日本の四季を織り交ぜて描くエッセイ、詩、作詞、創作台本、シナリオ、小説などの小部屋です。

スピン・オフ小説 あんたはすごい! (第二百二十回)

2011年02月01日 00時00分01秒 | #小説
 あんたはすごい!    水本爽涼
                                                                                                                                                                                                                                                                                                                                                                                                                                                                                                                                                                                                                                                                                                                                                                                                                                                                                                                                                                                                           
                                                                                                                                                                                                                                                                                                                                                                                                                                                                              
    
第ニ百二十
その時、タイミングを合わせたかのように店の電話が鳴った。
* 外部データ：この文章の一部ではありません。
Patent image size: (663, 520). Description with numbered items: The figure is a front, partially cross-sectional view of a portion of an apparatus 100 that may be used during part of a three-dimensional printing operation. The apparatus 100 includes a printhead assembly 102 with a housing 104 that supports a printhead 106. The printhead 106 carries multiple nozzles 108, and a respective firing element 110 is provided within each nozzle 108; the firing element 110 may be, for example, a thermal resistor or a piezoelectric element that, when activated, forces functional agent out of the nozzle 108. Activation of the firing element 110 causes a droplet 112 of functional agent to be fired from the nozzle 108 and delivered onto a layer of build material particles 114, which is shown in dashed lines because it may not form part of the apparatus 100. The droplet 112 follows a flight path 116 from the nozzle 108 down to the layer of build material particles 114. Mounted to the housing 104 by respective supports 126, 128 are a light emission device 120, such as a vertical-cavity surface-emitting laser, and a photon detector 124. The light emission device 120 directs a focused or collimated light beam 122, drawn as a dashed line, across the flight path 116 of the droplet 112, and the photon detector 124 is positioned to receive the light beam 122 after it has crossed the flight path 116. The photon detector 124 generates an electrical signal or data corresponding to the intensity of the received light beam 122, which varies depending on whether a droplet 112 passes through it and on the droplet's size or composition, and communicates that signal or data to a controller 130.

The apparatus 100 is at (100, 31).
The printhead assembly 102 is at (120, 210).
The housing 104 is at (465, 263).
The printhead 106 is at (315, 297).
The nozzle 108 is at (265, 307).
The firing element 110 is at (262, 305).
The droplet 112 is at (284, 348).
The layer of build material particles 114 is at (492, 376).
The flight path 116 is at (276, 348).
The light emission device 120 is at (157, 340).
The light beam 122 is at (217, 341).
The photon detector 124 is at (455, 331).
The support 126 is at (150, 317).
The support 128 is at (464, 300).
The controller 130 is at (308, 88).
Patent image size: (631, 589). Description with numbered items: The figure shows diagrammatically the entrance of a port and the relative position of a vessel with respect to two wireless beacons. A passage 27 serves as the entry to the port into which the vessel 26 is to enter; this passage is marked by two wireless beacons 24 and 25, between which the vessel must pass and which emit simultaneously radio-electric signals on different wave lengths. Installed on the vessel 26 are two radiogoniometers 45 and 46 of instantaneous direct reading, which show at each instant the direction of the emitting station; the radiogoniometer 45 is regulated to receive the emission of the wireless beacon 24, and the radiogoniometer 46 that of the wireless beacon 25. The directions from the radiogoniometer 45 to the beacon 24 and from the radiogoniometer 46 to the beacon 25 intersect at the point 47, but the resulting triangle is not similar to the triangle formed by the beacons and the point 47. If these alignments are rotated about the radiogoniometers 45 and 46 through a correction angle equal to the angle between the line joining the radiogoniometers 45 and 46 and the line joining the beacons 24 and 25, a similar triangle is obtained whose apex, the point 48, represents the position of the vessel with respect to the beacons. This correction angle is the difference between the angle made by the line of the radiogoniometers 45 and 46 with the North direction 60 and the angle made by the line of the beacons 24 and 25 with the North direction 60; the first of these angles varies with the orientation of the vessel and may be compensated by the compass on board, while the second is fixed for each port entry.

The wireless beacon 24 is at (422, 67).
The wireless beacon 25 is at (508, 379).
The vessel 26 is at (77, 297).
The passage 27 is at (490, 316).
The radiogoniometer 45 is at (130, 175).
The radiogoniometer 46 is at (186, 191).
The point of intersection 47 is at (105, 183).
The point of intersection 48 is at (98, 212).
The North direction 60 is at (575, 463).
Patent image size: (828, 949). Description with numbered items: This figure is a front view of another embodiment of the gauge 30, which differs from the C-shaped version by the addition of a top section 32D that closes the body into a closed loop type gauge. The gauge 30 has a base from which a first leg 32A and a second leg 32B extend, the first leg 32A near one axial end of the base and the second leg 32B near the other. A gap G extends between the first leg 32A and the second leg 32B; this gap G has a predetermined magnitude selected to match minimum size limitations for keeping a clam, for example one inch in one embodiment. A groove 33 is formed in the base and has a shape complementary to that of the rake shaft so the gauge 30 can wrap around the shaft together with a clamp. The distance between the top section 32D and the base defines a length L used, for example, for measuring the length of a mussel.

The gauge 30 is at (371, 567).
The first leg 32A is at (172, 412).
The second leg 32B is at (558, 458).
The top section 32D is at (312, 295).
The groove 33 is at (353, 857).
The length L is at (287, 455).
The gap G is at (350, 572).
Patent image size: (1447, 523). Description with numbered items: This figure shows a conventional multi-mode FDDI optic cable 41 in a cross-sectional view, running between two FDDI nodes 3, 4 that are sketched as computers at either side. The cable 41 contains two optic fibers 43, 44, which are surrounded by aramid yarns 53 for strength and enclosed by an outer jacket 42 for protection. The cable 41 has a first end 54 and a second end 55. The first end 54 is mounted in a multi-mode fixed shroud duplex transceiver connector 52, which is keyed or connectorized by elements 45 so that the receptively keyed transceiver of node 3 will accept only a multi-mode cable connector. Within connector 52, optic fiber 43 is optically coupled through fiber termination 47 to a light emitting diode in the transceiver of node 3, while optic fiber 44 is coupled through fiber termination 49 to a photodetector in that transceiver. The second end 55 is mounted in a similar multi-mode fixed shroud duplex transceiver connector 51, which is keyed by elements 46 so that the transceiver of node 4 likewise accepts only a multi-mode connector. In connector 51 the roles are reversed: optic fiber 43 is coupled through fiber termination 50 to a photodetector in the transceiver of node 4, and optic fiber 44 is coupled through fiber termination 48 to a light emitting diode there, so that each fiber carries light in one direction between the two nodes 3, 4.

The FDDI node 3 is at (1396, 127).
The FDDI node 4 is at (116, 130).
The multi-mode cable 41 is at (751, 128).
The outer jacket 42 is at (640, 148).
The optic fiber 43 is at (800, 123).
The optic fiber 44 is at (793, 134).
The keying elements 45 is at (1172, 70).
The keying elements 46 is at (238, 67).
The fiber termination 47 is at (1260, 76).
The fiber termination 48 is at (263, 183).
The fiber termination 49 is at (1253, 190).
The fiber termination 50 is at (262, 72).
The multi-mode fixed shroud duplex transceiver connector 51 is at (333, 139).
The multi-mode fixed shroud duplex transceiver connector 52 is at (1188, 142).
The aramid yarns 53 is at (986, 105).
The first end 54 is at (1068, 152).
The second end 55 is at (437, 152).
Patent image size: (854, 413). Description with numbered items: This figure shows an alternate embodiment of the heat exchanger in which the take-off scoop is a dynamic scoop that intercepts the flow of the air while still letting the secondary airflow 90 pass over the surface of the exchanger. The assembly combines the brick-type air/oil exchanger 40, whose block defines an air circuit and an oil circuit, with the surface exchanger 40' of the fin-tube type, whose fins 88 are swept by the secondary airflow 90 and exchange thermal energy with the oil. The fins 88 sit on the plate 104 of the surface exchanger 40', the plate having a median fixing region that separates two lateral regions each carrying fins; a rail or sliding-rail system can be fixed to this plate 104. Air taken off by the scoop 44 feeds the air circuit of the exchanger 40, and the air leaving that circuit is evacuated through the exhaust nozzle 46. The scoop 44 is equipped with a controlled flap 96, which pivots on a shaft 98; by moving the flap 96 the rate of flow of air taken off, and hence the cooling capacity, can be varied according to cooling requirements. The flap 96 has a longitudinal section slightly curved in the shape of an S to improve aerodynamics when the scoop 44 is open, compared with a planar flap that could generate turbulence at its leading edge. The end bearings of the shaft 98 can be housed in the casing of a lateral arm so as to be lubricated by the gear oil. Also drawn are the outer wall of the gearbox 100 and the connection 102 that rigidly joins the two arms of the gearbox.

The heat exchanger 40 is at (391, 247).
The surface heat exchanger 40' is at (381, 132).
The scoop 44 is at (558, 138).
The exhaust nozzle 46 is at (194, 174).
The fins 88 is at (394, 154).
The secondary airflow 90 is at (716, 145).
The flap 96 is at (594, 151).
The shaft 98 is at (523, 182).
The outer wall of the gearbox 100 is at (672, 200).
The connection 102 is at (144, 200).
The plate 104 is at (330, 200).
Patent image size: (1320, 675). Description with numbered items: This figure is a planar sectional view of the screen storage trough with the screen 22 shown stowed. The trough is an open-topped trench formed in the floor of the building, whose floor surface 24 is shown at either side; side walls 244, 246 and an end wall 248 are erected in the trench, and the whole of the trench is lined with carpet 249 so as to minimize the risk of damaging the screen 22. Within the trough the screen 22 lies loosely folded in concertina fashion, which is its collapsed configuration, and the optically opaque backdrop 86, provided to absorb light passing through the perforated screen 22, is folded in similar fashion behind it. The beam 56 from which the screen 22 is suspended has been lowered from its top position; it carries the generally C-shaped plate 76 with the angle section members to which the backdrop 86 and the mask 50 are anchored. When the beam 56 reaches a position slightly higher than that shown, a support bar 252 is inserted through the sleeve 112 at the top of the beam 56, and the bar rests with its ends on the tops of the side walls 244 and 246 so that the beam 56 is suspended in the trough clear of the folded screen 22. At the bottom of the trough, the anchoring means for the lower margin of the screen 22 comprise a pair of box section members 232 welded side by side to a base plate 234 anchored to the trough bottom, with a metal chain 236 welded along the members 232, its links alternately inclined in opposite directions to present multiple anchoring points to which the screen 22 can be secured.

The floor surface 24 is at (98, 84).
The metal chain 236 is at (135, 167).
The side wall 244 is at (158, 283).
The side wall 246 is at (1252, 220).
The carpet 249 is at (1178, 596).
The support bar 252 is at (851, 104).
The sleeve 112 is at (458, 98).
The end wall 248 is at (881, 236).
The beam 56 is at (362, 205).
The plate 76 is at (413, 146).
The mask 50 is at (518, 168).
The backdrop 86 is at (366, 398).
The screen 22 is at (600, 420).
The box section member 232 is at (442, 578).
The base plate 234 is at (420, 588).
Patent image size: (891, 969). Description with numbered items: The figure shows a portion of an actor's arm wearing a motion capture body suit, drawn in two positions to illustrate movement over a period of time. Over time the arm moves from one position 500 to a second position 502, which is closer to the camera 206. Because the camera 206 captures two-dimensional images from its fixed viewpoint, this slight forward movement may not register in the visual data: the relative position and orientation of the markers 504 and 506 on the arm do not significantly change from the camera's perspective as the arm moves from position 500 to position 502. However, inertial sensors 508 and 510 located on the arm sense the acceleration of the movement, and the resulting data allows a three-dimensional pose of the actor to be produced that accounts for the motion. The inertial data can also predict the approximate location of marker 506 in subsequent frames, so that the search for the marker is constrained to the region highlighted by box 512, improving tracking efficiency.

トゥルルルル…と響く電話音で、店奥から聞こえた。
「早希ちゃん、ちょっと出て…」
「はいっ!」
 早希ちゃんはカウンター椅子(チェアー)から慌(あわ)てて立つと、店奥へと急いで入っていった。そして、何やら話しているようだったが、しばらくすると戻ってきた。
「沼澤さん、来られるそうですよ」
「えっ? だってさ、今日は木曜よ。何かの用で、こちらへ来られたのかしら?」
 ママは暗に、霊能教室は火、土曜だから、眠気(ねむけ)会館に沼澤氏は来ていない筈(はず)だ、と云ったのである。
「ええ…たぶん、そうだと思いますよ」
 私も奇妙には思ったが、そこはそれ、場の雰囲気を和(やわ)らげようと、ママに合わせた。その時、お告げの声が突如、私の耳、いや脳裡へ流れてきた。
『すべては私が仕組んだことです。塩山さんが今日、みかんへ久しぶりに来られることは分かっておりましたから、沼澤さんへ霊力を送っておいたのです。彼は、みかんへ寄りたい…と思った訳です』
「なるほど…」
 私はママや早希ちゃんに聞こえぬ程度の小声で、そっと呟(つぶや)いた。